Keterangan foto republika.id

“Terlepas dari kenyataan bahwa di sana terdapat wali mahasiswa yang rela membayar UKT dengan sangat mahal kalau perlu menyumbang miliaran untuk uang gedung, maka tuntutan sebagian mahasiswa (turunkan UKT) itu, harus disikapi dengan bijak.”

Oleh Achmad Murtafi Haris

BELAKANGAN ini muncul demo (tuntutan) agar Uang Kuliah Tunggal (UKT) diturunkan. Tuntutan semacam ini lazim disuarakan tiap tahun saat pembayaran uang kuliah dimulai. Tuntutan seperti ini nyaris menjadi ritual tahunan mahasiswa pergerakan lintas organisasi. Biarpun pihak kampus sudah mengeluarkan kebijakan sesuai aspirasi, kadang demo masih terus ada.

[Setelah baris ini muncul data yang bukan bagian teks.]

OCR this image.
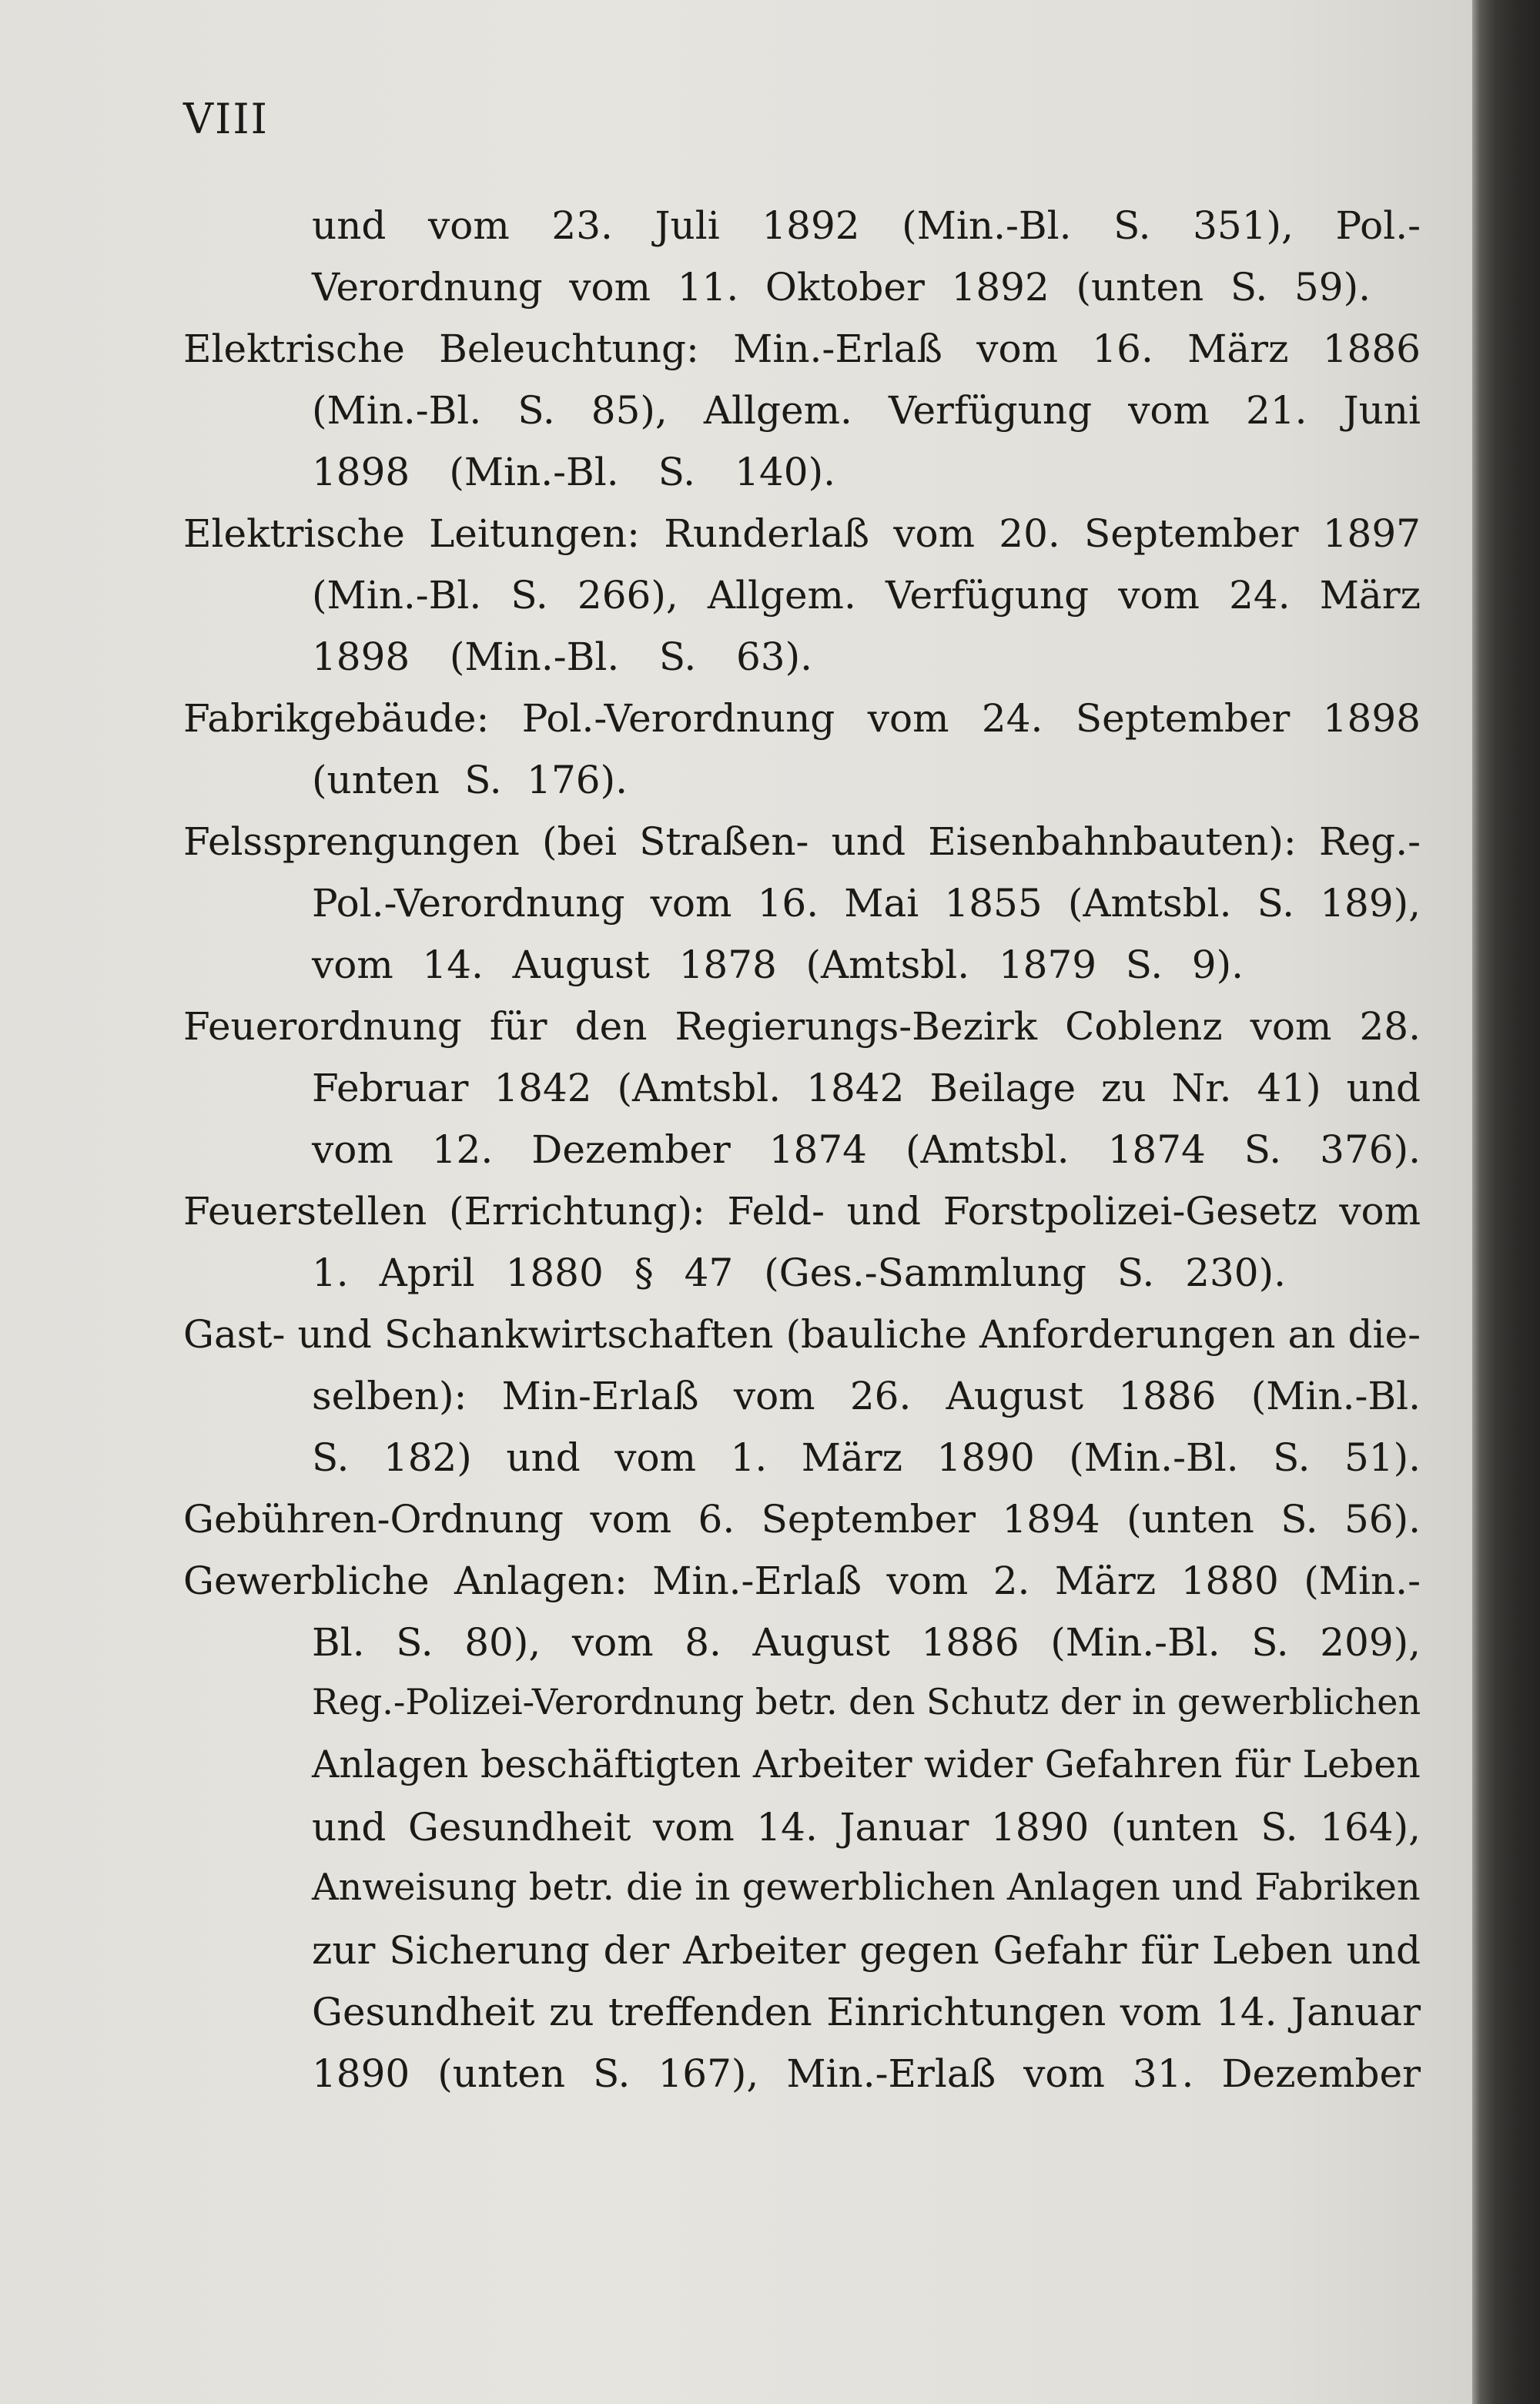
VIII
und vom 23. Juli 1892 (Min.-Bl. S. 351), Pol.-
Verordnung vom 11. Oktober 1892 (unten S. 59).
Elektrische Beleuchtung: Min.-Erlaß vom 16. März 1886
(Min.-Bl. S. 85), Allgem. Verfügung vom 21. Juni
1898 (Min.-Bl. S. 140).
Elektrische Leitungen: Runderlaß vom 20. September 1897
(Min.-Bl. S. 266), Allgem. Verfügung vom 24. März
1898 (Min.-Bl. S. 63).
Fabrikgebäude: Pol.-Verordnung vom 24. September 1898
(unten S. 176).
Felssprengungen (bei Straßen- und Eisenbahnbauten): Reg.-
Pol.-Verordnung vom 16. Mai 1855 (Amtsbl. S. 189),
vom 14. August 1878 (Amtsbl. 1879 S. 9).
Feuerordnung für den Regierungs-Bezirk Coblenz vom 28.
Februar 1842 (Amtsbl. 1842 Beilage zu Nr. 41) und
vom 12. Dezember 1874 (Amtsbl. 1874 S. 376).
Feuerstellen (Errichtung): Feld- und Forstpolizei-Gesetz vom
1. April 1880 § 47 (Ges.-Sammlung S. 230).
Gast- und Schankwirtschaften (bauliche Anforderungen an die-
selben): Min-Erlaß vom 26. August 1886 (Min.-Bl.
S. 182) und vom 1. März 1890 (Min.-Bl. S. 51).
Gebühren-Ordnung vom 6. September 1894 (unten S. 56).
Gewerbliche Anlagen: Min.-Erlaß vom 2. März 1880 (Min.-
Bl. S. 80), vom 8. August 1886 (Min.-Bl. S. 209),
Reg.-Polizei-Verordnung betr. den Schutz der in gewerblichen
Anlagen beschäftigten Arbeiter wider Gefahren für Leben
und Gesundheit vom 14. Januar 1890 (unten S. 164),
Anweisung betr. die in gewerblichen Anlagen und Fabriken
zur Sicherung der Arbeiter gegen Gefahr für Leben und
Gesundheit zu treffenden Einrichtungen vom 14. Januar
1890 (unten S. 167), Min.-Erlaß vom 31. Dezember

Di sisi lain, terdapat beberapa perguruan tinggi yang menurunkan UKT  sangat rendah bahkan separuh dari umumnya UKT. Seperti pada program studi strata 3 atau program doktor di mana kampus tertentu, swasta atau negeri, menetapkan UKT separuh dari umumnya UKT di kampus lain. Sontak pendaftar di kampus dengan UKT rendah melimpah sementara pendaftar di dengan UKT lebih mahal, turun drastis.

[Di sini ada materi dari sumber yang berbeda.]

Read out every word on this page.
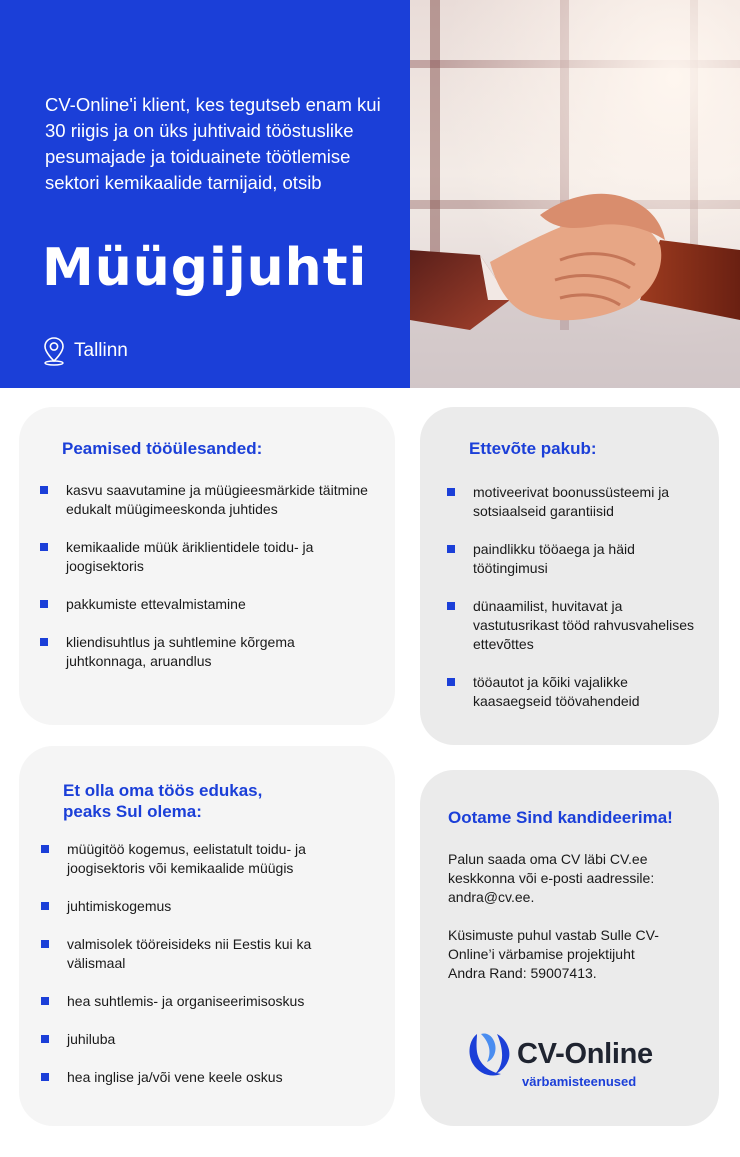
CV-Online'i klient, kes tegutseb enam kui 30 riigis ja on üks juhtivaid tööstuslike pesumajade ja toiduainete töötlemise sektori kemikaalide tarnijaid, otsib

Müügijuhti
Tallinn
Peamised tööülesanded:
kasvu saavutamine ja müügieesmärkide täitmine edukalt müügimeeskonda juhtides
kemikaalide müük äriklientidele toidu- ja joogisektoris
pakkumiste ettevalmistamine
kliendisuhtlus ja suhtlemine kõrgema juhtkonnaga, aruandlus
Ettevõte pakub:
motiveerivat boonussüsteemi ja sotsiaalseid garantiisid
paindlikku tööaega ja häid töötingimusi
dünaamilist, huvitavat ja vastutusrikast tööd rahvusvahelises ettevõttes
tööautot ja kõiki vajalikke kaasaegseid töövahendeid
Et olla oma töös edukas, peaks Sul olema:
müügitöö kogemus, eelistatult toidu- ja joogisektoris või kemikaalide müügis
juhtimiskogemus
valmisolek tööreisideks nii Eestis kui ka välismaal
hea suhtlemis- ja organiseerimisoskus
juhiluba
hea inglise ja/või vene keele oskus
Ootame Sind kandideerima!

Palun saada oma CV läbi CV.ee keskkonna või e-posti aadressile: andra@cv.ee.

Küsimuste puhul vastab Sulle CV-Online’i värbamise projektijuht Andra Rand: 59007413.

CV-Online
värbamisteenused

Dua fakta ini, fakta demo rutin menuntut UKT turun dan larisnya program perkuliahan dengan UKT rendah menunjukkan bahwa biaya perkuliahan rendah adalah tuntutan yang tidak bisa disepelekan.

Terlepas dari kenyataan bahwa di sana terdapat wali mahasiswa yang rela membayar UKT dengan sangat mahal kalau perlu menyumbang miliaran untuk uang gedung, tuntutan sebagian mahasiswa itu, harus disikapi dengan bijak.

Di beberapa negara yang berhaluan sosialis, perkuliahan gratis memang ada. Seperti di Mesir, kalau ingin gratis kuliah di Universitas al-Azhar. Mau kuliah agama atau umum, semua gratis, maklum sekolah rakyat.

Kalau mau elit, biaya mahal (bahkan bayar pakai dolar) silahkan kuliah di kampus yang keren dan mentereng, seperti American University in Cairo. Yang semua mahasiswanya cantik dan ganteng dengan banyak rambut pirang (asli) dan mata biru.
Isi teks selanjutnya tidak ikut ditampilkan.